Jen Senior at The Atlantic had her own bizarre take. “Fetterman’s office could have blamed his depression on his stroke, which is a common cause of depression,” she wrote. “Instead, it made a point of saying that Fetterman had had depression in the past.”

That was something that was curiously not discussed during the campaign, that perhaps the voters of Pennsylvania would have liked to know. But Senior’s longwinded defense and praise of Fetterman was only beginning, and she ultimately acknowledged that “Fetterman has basically been forced to contend with the effects of a severe brain trauma while working an absurdly demanding job in one of the most polarized and toxic political climates the country has ever known.”

Yeah — which is why he should have dropped out of the race last year and let the Pennsylvania Democratic Party select another candidate to replace him. Every paragraph of Senior’s column merely confirms everything that conservative media has been saying since last year: that John Fetterman is incapable of being a senator. In addition to the limitations created by his cognitive impairment, the demanding job of being a U.S. Senator clearly exacerbated his mental and emotional fragility. I can’t even imagine what it must be like to be forced to come to terms with those limitations the way Fetterman has had to in the Senate. In retrospect, it’s not surprising he’s struggling to cope.

Related: How Long Before John Fetterman Resigns?

And it was all preventable. The New York Times acknowledged that Fetterman “may have set himself back permanently by not taking the recommended amount of rest during the campaign,” and people around him are concerned that he was still pushing himself too much in light of his fragile health.

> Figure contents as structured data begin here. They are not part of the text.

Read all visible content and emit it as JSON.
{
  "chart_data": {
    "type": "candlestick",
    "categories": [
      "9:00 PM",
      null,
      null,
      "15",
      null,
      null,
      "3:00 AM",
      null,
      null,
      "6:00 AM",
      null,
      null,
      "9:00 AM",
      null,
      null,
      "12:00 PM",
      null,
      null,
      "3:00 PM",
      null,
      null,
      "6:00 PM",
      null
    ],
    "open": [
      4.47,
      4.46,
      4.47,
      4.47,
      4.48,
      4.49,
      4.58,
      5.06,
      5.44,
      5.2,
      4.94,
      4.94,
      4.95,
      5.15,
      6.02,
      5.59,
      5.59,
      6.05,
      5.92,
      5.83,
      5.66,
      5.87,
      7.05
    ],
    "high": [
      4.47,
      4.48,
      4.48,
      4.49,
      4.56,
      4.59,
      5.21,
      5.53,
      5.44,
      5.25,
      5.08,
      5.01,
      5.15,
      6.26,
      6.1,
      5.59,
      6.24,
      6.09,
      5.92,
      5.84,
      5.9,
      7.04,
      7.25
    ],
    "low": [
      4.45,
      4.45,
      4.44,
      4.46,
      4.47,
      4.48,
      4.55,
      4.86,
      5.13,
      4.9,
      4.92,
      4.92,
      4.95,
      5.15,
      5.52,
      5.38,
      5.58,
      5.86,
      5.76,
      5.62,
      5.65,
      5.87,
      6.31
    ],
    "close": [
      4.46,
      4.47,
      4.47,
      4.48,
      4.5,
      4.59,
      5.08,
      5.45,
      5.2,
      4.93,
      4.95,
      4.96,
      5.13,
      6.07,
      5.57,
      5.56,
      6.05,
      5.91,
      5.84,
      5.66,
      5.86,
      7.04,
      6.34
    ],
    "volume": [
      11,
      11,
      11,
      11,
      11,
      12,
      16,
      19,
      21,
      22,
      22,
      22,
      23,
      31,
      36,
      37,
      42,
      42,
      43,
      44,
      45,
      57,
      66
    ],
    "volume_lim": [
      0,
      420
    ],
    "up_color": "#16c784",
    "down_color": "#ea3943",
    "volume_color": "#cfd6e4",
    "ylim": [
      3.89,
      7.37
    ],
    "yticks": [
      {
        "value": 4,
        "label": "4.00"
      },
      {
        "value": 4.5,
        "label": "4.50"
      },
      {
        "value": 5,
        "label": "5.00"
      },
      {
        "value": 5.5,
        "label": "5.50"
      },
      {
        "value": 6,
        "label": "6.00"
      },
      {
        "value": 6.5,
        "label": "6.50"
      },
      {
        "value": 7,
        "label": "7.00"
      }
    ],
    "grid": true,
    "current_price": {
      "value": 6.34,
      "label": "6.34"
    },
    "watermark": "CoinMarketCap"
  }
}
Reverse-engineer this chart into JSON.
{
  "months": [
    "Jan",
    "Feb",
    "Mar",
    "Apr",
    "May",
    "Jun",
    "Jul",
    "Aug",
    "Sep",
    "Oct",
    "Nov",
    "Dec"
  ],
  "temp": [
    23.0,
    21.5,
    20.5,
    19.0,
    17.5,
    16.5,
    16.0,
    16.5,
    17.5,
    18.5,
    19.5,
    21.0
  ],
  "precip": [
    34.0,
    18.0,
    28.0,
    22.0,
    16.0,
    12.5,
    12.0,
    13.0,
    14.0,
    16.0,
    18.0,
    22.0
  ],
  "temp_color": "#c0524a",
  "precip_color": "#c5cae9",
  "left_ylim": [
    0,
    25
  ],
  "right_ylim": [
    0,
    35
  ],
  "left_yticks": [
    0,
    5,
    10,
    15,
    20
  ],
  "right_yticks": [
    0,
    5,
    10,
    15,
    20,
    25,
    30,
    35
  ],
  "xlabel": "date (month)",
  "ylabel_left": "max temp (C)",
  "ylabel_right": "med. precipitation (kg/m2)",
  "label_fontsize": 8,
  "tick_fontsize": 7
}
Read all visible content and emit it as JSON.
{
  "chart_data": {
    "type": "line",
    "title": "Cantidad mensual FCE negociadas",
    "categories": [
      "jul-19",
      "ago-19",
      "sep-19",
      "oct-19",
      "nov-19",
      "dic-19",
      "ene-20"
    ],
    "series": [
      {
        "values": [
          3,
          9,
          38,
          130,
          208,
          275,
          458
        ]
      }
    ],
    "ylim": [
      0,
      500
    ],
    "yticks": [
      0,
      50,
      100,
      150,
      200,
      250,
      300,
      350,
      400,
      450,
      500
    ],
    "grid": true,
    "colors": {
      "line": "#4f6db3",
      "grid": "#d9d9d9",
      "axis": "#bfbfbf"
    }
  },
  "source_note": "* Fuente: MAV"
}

Fetterman wasn’t honest with himself or the people of Pennsylvania. And no one in his inner circle, be it his wife or his Democrat donor doctor, did anything to stop him, even though they most certainly knew the truth.

So, no, Fetterman should not be celebrated for bravery. It sucks for him that he had a stroke, but he’s been denying the reality of what that stroke means for his health. It’s about time he put his health and the people of Pennsylvania first. That would be the brave thing to do.